She consented silently, and I crushed a path for her through the ripe grain until we reached the rick. The rain was beginning to pelt us sharply. Furiously I went to work, tearing out straw by the handfuls, armfuls, and in a few seconds I had excavated a hole large enough for Salome to enter in a crouching posture.
"Get in!" I commanded. I think she little liked the tone of authority I had assumed, for if there ever was a petted being, it was she, yet she obeyed, and cuddled up in her refuge out of reach of the driving rain.
I sat down by the side of her covert, and rested my back against the rick. I also turned up my coat-collar, and pulled my hat well down upon my head; but I soon saw that a good soaking was in store for me.
"Why don't you come in, too?" she asked in guileless innocence. "I can make room for you, and you will surely get wet out there. Aren't you afraid of rheumatism? Father has it if he gets his toe damp."
"I'll get along all right," I replied. "There doesn't much rain strike me, and I never had the rheumatism in my life."
I didn't tell her of the trouble with my breathing, and the attack that would be almost sure to follow this exposure.
We both grew quiet after this, and listened to the swish of the rain and the mighty howling of the wind. It had grown very dark, and the air was chilly. The lightning was incessant, and traced zigzag pathways of fire across the sombre heavens. The thunder was terrific, and often shook the solid earth. I asked Salome if she was not afraid, but she laughed from her snug retreat, and said she loved it all. What manner of girl was this, who feared nothing, and who loved Nature even when she was at war with herself?
The strife of the elements ceased as suddenly as it had begun. The thunder rumbled away in the east; the rain stopped falling, and a rift of blue showed through the dun masses overhead. This was followed by a broad shaft of sunlight, which struck on the golden sea around us with a shimmering radiance.
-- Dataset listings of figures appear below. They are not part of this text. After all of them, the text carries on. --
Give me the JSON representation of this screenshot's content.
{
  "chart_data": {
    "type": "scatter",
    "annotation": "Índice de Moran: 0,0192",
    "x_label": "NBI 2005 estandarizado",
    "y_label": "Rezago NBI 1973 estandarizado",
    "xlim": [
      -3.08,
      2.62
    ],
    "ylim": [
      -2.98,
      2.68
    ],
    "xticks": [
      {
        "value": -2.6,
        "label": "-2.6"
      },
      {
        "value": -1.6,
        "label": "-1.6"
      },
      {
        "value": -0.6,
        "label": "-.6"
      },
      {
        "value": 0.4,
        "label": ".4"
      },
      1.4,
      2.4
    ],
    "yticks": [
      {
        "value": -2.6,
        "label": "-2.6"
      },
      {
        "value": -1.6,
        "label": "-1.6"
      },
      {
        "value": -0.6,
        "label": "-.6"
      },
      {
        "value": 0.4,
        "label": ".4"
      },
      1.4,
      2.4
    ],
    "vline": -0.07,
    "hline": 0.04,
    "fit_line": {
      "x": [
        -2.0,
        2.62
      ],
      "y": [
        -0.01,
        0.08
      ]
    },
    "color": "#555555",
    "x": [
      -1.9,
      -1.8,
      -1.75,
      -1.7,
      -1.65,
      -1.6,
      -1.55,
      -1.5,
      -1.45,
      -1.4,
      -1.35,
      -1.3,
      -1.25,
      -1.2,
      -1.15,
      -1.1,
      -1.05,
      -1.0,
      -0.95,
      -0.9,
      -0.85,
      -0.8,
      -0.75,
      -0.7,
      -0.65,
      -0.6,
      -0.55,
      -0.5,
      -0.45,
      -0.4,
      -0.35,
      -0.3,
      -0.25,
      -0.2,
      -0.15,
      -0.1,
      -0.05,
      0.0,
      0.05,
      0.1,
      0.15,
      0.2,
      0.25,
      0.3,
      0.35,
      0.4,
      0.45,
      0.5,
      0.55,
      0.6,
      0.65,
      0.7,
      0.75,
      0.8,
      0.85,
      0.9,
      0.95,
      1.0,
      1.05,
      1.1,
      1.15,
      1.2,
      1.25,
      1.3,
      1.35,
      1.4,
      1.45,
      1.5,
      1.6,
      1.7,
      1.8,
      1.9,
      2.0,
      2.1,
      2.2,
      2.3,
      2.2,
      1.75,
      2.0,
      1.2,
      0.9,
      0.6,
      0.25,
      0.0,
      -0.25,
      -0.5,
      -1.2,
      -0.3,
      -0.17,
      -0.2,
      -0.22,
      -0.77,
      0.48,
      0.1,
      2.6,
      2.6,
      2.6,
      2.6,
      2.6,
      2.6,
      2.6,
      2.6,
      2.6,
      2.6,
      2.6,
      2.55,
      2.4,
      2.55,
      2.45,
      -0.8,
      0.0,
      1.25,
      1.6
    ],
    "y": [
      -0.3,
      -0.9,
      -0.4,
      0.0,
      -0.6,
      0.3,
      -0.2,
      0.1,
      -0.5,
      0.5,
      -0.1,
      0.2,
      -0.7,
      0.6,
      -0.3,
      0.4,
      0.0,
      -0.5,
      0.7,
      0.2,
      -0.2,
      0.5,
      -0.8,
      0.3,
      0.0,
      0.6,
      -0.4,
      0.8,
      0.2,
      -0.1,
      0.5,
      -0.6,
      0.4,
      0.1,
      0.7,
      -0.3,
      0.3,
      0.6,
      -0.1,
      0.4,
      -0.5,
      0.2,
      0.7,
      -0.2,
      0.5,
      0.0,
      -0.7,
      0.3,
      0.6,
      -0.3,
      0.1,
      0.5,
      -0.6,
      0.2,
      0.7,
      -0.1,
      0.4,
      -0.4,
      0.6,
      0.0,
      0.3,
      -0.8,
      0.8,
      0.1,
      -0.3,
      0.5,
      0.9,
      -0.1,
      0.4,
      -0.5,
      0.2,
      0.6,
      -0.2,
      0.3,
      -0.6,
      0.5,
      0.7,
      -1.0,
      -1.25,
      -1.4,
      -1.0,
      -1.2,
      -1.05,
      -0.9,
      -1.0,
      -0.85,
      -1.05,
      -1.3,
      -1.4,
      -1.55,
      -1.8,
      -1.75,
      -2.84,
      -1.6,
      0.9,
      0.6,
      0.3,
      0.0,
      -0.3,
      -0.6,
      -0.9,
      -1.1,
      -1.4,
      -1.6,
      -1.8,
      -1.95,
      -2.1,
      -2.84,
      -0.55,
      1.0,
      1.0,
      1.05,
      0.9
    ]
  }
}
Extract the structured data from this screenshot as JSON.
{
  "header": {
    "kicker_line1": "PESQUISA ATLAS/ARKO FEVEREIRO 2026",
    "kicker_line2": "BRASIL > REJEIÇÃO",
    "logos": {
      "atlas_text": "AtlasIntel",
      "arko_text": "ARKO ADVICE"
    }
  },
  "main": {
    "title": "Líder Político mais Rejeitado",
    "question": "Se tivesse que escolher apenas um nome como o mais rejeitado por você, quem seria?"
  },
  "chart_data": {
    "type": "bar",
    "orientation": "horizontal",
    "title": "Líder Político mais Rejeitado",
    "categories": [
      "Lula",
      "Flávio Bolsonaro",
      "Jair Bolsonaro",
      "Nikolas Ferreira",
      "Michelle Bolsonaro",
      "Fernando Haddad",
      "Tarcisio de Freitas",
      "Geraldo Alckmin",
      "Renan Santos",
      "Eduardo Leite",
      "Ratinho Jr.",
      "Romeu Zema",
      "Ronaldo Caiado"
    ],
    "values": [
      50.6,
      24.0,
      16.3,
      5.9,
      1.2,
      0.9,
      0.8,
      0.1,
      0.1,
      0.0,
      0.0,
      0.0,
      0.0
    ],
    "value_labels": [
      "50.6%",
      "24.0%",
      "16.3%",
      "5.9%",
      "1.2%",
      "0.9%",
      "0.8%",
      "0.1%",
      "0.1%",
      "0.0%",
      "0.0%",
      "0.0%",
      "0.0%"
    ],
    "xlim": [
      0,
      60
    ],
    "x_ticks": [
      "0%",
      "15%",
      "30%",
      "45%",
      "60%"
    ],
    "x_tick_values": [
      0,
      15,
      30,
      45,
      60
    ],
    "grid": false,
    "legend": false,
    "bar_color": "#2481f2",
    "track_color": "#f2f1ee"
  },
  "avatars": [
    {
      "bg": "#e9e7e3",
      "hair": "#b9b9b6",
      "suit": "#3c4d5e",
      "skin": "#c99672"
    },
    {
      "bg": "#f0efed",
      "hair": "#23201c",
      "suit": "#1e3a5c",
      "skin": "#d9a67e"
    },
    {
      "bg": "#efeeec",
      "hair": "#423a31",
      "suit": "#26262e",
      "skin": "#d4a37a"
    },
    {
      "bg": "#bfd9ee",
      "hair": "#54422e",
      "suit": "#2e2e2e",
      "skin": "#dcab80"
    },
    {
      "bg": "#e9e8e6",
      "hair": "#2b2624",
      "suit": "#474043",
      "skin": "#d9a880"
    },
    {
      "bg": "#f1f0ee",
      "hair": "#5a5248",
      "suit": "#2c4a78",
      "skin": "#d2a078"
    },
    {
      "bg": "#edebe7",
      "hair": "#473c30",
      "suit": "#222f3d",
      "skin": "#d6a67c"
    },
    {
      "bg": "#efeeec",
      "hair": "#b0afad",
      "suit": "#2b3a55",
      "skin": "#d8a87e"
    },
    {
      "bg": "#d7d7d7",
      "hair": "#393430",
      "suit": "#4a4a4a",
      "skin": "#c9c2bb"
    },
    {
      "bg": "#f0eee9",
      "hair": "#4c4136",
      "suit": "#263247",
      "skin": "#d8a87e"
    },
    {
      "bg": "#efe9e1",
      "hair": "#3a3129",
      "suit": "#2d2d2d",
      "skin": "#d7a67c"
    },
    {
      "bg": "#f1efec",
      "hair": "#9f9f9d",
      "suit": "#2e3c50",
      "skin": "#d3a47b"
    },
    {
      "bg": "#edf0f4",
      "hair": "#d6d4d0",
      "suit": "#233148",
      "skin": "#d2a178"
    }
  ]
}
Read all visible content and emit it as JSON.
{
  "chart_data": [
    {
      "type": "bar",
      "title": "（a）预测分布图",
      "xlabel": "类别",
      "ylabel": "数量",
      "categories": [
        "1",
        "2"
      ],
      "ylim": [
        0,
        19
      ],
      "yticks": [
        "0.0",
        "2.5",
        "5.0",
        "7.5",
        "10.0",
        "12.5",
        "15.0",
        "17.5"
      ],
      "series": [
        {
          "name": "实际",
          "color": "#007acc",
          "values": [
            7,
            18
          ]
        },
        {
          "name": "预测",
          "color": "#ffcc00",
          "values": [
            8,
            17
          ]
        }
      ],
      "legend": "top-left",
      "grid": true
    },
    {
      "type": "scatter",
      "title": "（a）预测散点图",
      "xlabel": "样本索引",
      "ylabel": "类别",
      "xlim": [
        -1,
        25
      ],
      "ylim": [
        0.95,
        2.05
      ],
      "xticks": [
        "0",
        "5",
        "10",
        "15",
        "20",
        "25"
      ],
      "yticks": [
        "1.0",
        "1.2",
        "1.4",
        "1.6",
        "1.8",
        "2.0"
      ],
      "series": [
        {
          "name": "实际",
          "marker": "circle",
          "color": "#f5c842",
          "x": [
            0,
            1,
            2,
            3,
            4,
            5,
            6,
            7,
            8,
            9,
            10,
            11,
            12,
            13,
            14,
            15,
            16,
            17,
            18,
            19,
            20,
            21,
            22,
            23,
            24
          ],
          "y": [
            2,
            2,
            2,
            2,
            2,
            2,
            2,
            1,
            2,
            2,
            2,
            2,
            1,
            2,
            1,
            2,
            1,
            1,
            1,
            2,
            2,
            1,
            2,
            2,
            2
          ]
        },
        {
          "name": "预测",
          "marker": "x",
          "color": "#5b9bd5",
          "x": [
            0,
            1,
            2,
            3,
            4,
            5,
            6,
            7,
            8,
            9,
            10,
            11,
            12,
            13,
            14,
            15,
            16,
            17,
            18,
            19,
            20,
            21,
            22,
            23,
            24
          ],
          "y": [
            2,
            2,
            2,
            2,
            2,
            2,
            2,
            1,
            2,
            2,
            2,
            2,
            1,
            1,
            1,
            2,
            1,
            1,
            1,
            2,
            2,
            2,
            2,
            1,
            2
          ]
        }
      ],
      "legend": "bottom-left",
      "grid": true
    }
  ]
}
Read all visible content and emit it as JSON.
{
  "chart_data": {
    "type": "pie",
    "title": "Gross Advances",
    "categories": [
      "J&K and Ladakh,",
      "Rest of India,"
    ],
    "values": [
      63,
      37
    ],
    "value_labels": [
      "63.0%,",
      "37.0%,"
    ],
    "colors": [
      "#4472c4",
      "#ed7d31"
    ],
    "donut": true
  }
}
I jokingly called Salome a "hayseed" when she emerged from her shelter, for her brown hair was sprinkled with wisps of straw. She ignored the epithet in her solicitation for my welfare, and proceeded straightway to place her hand upon my shoulders and back to see if I was wet.
"You're soaking!" she declared in genuine alarm. "You must have a hot whiskey toddy and six grains of quinine the minute you get home!"
I made a wry face; but she only shook her head in a determined way, and announced that she would see to it in person. As for herself, she was as dry as a butterfly which had just emerged from a chrysalis, and I congratulated myself upon the care I had taken of her. But before we reached home she was in a plight almost equal to my own, for the wind had blown the wheat across the path, and it was impossible for me to remove it entirely.